Edit: I have updated the question to hopefully better explain the draws I am referring to. In the actual problem, $x_{(i)}, i\in\{1,\ldots,n\}$ are the $n$ lowest out of $m$ i.i.d. draws from $U[0,1]$. I hope I am making a duly simplification below.
Let $x_{(1)}\leq\ldots\leq x_{(n)}$ be $n$ i.i.d. draws of a random variable uniformly distributed in $[0,1]$. I know that (if I am not mistaken)
\begin{alignat*}{2} E[x_{(i)}]&=\frac{i}{n+1}\\ E[\sum_{i=1}^n x_{(i)}] &=\frac{n}{2}, \\ E[\sum_{i=1}^n (x_{(i)} ^2)] &= \sum_{i=1}^n\left(\frac{i}{n+1}\right)^2=\frac{n(2n+1)}{6(n+1)}. \end{alignat*}
I furthermore know that \begin{align} \underbrace{E[x_{(i)}^2]}_{\frac{2n+1}{6(n+1)}}\neq\underbrace{(E[x_{(i)}])^2}_{\frac{1}{4}} \end{align} and hence was expecting that \begin{align} E[\left(\sum_{i=1}^n x_{(i)}\right)^2]\neq\left(E[\sum_{i=1}^n x_{(i)}]\right)^2. \end{align} However, my calculation is \begin{alignat*}{3} E[\left(\sum_{i=1}^n x_{(i)}\right)^2]% &= E[\sum_{i=1}^n (x_{(i)}^2)+2\sum_{i=1}^n x_{(i)} \sum_{j=1}^{i-1}x_{(j)}] \\ &= \frac{n(2n+1)}{6(n+1)} + 2\sum_{i=1}^n \frac{i}{n+1} \frac{(i-1)i}{2(n+1)}\\ &= \frac{n(2n+1)}{6(n+1)} + \frac{1}{(n+1)^2}\sum_{i=1}^n (i^3-i^2)\\ &= \frac{n(2n+1)}{6(n+1)} + \frac{1}{(n+1)^2}\left(\left(\frac{n(n+1)}{2}\right)^2-\frac{n(n+1)(2n+1)}{6}\right)\\ &= (\ldots) = \left(\frac{n}{2}\right)^2=\left(E[\sum_{i=1}^n x_{(i)}]\right)^2 \end{alignat*}
Are the two (i.e. expected value of squared sum, and square of expected sum) really equal or have I made a mistake in my calculations? If they are equal, is there an intuition why squares and expectations are interchangeable here but not in the case above (i.e. for the sum but not for the individual $x_{(i)}$)?
(Apologies if the calculations are somewhat cumbersome, I have tried to simplify the original problem with more parameters to this form.)

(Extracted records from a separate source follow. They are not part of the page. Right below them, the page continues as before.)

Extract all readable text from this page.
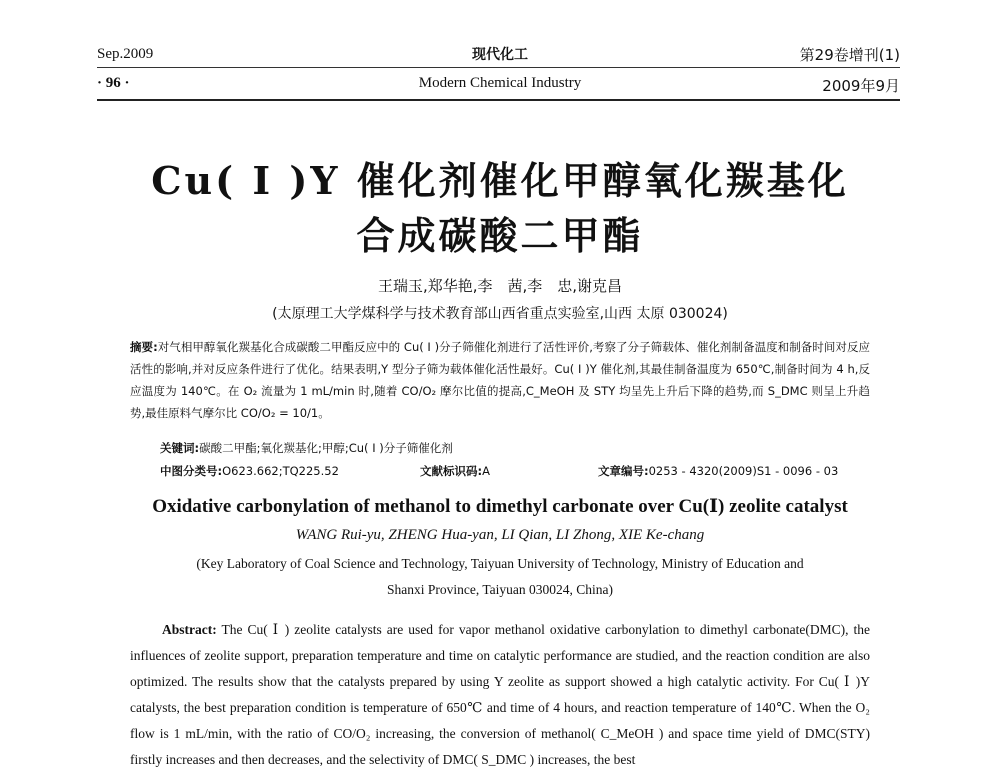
Sep.2009	现代化工	第29卷增刊(1)
· 96 ·	Modern Chemical Industry	2009年9月
Cu( Ⅰ )Y 催化剂催化甲醇氧化羰基化
合成碳酸二甲酯
王瑞玉,郑华艳,李　茜,李　忠,谢克昌
(太原理工大学煤科学与技术教育部山西省重点实验室,山西 太原 030024)
摘要:对气相甲醇氧化羰基化合成碳酸二甲酯反应中的 Cu( Ⅰ )分子筛催化剂进行了活性评价,考察了分子筛载体、催化剂制备温度和制备时间对反应活性的影响,并对反应条件进行了优化。结果表明,Y 型分子筛为载体催化活性最好。Cu( Ⅰ )Y 催化剂,其最佳制备温度为 650℃,制备时间为 4 h,反应温度为 140℃。在 O₂ 流量为 1 mL/min 时,随着 CO/O₂ 摩尔比值的提高,C_MeOH 及 STY 均呈先上升后下降的趋势,而 S_DMC 则呈上升趋势,最佳原料气摩尔比 CO/O₂ = 10/1。
关键词:碳酸二甲酯;氧化羰基化;甲醇;Cu( Ⅰ )分子筛催化剂
中图分类号:O623.662;TQ225.52	文献标识码:A	文章编号:0253 - 4320(2009)S1 - 0096 - 03
Oxidative carbonylation of methanol to dimethyl carbonate over Cu(Ⅰ) zeolite catalyst
WANG Rui-yu, ZHENG Hua-yan, LI Qian, LI Zhong, XIE Ke-chang
(Key Laboratory of Coal Science and Technology, Taiyuan University of Technology, Ministry of Education and
Shanxi Province, Taiyuan 030024, China)
Abstract: The Cu( Ⅰ ) zeolite catalysts are used for vapor methanol oxidative carbonylation to dimethyl carbonate(DMC), the influences of zeolite support, preparation temperature and time on catalytic performance are studied, and the reaction condition are also optimized. The results show that the catalysts prepared by using Y zeolite as support showed a high catalytic activity. For Cu( Ⅰ )Y catalysts, the best preparation condition is temperature of 650℃ and time of 4 hours, and reaction temperature of 140℃. When the O₂ flow is 1 mL/min, with the ratio of CO/O₂ increasing, the conversion of methanol( C_MeOH ) and space time yield of DMC(STY) firstly increases and then decreases, and the selectivity of DMC( S_DMC ) increases, the best
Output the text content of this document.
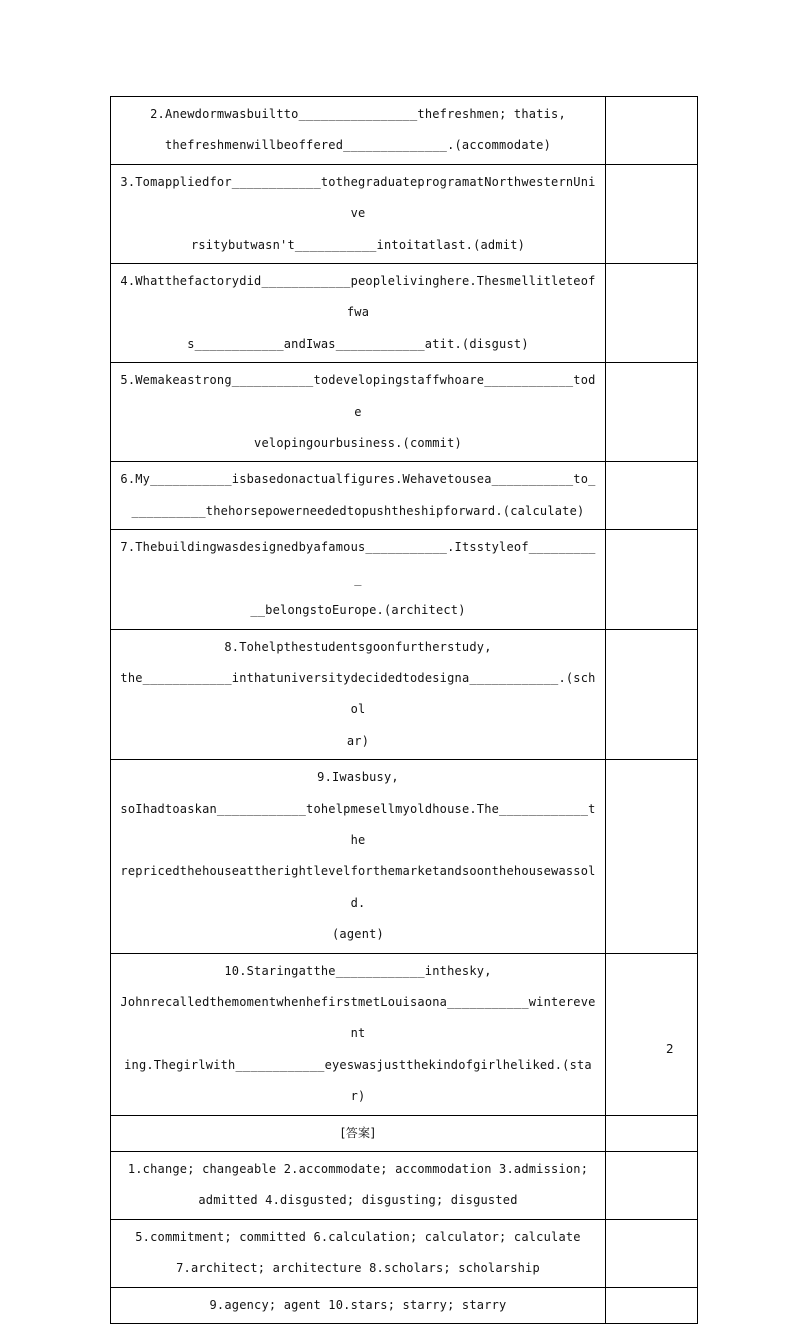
2.Anewdormwasbuiltto________________thefreshmen; thatis,
thefreshmenwillbeoffered______________.(accommodate)	

3.Tomappliedfor____________tothegraduateprogramatNorthwesternUnive
rsitybutwasn't___________intoitatlast.(admit)	

4.Whatthefactorydid____________peoplelivinghere.Thesmellitleteoffwa
s____________andIwas____________atit.(disgust)	

5.Wemakeastrong___________todevelopingstaffwhoare____________tode
velopingourbusiness.(commit)	

6.My___________isbasedonactualfigures.Wehavetousea___________to_
__________thehorsepowerneededtopushtheshipforward.(calculate)	

7.Thebuildingwasdesignedbyafamous___________.Itsstyleof__________
__belongstoEurope.(architect)	

8.Tohelpthestudentsgoonfurtherstudy,
the____________inthatuniversitydecidedtodesigna____________.(schol
ar)	

9.Iwasbusy,
soIhadtoaskan____________tohelpmesellmyoldhouse.The____________the
repricedthehouseattherightlevelforthemarketandsoonthehousewassold.
(agent)	

10.Staringatthe____________inthesky,
JohnrecalledthemomentwhenhefirstmetLouisaona___________winterevent
ing.Thegirlwith____________eyeswasjustthekindofgirlheliked.(star)	

[答案]	

1.change; changeable 2.accommodate; accommodation 3.admission;
admitted 4.disgusted; disgusting; disgusted	

5.commitment; committed 6.calculation; calculator; calculate
7.architect; architecture 8.scholars; scholarship	

9.agency; agent 10.stars; starry; starry	

2
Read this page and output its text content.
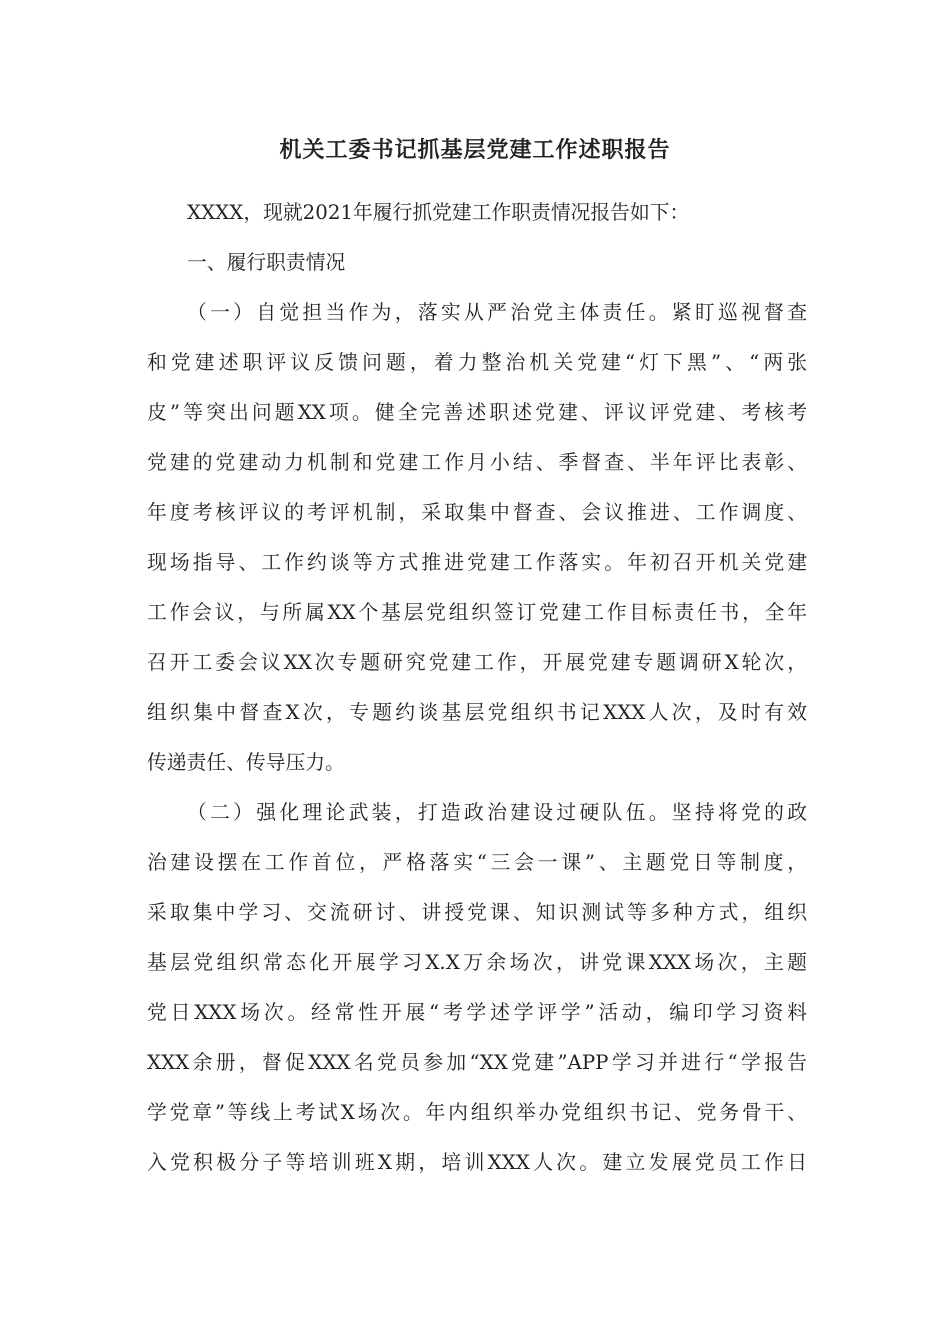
机关工委书记抓基层党建工作述职报告
XXXX，现就2021年履行抓党建工作职责情况报告如下：
一、履行职责情况
（一）自觉担当作为，落实从严治党主体责任。紧盯巡视督查
和党建述职评议反馈问题，着力整治机关党建“灯下黑”、“两张
皮”等突出问题XX项。健全完善述职述党建、评议评党建、考核考
党建的党建动力机制和党建工作月小结、季督查、半年评比表彰、
年度考核评议的考评机制，采取集中督查、会议推进、工作调度、
现场指导、工作约谈等方式推进党建工作落实。年初召开机关党建
工作会议，与所属XX个基层党组织签订党建工作目标责任书，全年
召开工委会议XX次专题研究党建工作，开展党建专题调研X轮次，
组织集中督查X次，专题约谈基层党组织书记XXX人次，及时有效
传递责任、传导压力。
（二）强化理论武装，打造政治建设过硬队伍。坚持将党的政
治建设摆在工作首位，严格落实“三会一课”、主题党日等制度，
采取集中学习、交流研讨、讲授党课、知识测试等多种方式，组织
基层党组织常态化开展学习X.X万余场次，讲党课XXX场次，主题
党日XXX场次。经常性开展“考学述学评学”活动，编印学习资料
XXX余册，督促XXX名党员参加“XX党建”APP学习并进行“学报告
学党章”等线上考试X场次。年内组织举办党组织书记、党务骨干、
入党积极分子等培训班X期，培训XXX人次。建立发展党员工作日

Edit I will consider the total cases are $n$. There were many mistakes in my last answer so I'm doing it a little bit different.
Let's see a fact: $ \displaystyle\sum_{i=1}^n x_{(i)} = \sum_{i=1}^n x_i $ because for the sum, the order doesn't matter. And therefore, as every $x_{(i)}$ is uniform in $(0,1)$, our sum $Y = \displaystyle\sum_{i=1}^n x_{i}$ has an Irwin-Hall distribution with parameter $n$.
Therefore $ \mathbf{E} \left[ \displaystyle\left(\sum_{i=1}^n x_i\right)^2\right] = \mathbf{E}[Y^2] = Var(Y)+\left(\mathbf{E}[Y]\right)^2 = \frac{n}{12}+\left(\frac{n}{2}\right)^2 $.
You can definetely conclude from here. I hope there aren't any dumb mistakes this time.